In this example, I use [scikit-learn's implementation of t-SNE](https://scikit-learn.org/stable/modules/generated/sklearn.manifold.TSNE.html). 



In [None]:
# List of words to visualize
words = ['france', 'england', 'spain', 'dog', 'cat', 'mother', 'father', 'brother', 'sister']


In [None]:
# Visualize chosen words using the smaller pre-trained embeddings.
visualize(words, small_embeddings)


In [None]:
# Visualize chosen words using the larger pre-trained embeddings. 
visualize(words, large_embeddings)


It's observable that the larger GloVe embeddings are able to represent the relationships among the chosen words
better, as words with semantic and/or syntactic meanings are grouped together in the graph.
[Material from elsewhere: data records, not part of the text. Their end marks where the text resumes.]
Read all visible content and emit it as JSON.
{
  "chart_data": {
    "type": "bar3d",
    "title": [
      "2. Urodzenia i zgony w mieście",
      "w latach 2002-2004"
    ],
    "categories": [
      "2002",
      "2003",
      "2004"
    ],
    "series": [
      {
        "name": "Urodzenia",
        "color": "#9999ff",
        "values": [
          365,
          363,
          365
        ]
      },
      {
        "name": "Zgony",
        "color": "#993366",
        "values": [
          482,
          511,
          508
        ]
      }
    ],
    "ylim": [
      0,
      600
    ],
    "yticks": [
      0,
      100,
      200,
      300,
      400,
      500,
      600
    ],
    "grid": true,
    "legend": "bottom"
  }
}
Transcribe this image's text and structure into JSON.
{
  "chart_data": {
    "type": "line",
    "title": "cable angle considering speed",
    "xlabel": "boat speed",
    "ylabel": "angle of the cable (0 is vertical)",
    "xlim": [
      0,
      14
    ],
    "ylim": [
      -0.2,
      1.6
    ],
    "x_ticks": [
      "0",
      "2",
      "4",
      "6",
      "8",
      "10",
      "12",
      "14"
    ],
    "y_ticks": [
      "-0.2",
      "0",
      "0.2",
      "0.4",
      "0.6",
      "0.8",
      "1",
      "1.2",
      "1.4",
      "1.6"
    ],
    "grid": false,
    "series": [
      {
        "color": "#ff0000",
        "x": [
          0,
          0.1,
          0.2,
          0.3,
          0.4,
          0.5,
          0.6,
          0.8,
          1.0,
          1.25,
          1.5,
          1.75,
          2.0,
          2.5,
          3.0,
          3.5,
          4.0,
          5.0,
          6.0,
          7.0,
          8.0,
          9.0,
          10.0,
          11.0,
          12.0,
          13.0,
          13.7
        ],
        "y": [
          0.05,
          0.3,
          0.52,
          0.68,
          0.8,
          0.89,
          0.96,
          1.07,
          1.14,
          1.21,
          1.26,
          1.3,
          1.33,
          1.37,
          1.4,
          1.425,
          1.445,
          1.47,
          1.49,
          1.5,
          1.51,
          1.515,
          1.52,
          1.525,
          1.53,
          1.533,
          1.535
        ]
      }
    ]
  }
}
More specifically, 
France, England, and Spain are in one group (countries); dog and cat are in one group (animals/pets); mother, 
father, brother, and sister are in one group (family members/people). 


## Complete analogies ## 
Since word embeddings are able to learn and represent relationships among words, it is possible that they can be used 
to finish analogies such as: "Man is to King as Woman is to ___", where the answer should be "Queen".  
For this task, the answer is given by the formula:  
E(Man) - E(King) $\approx$ E(Woman) - E(?)  
$\Rightarrow$ E(?) = E(Woman) - E(Man) + E(King)  
If the embeddings are learned properly, the result of E(?) should be close to E(Queen). 


In [None]:
# Lists of inputs
input_1 = ["man", "king", "woman"]
input_2 = ["man", "waiter", "woman"]
input_3 = ["london", "england", "paris"]


In [None]:
# Outputs 
output_1 = finish_similar_pairs(input_1, large_embeddings)
output_2 = finish_similar_pairs(input_2, large_embeddings)
output_3 = finish_similar_pairs(input_3, large_embeddings)
print_sentence(input_1, output_1)
print_sentence(input_2, output_2)
print_sentence(input_3, output_3)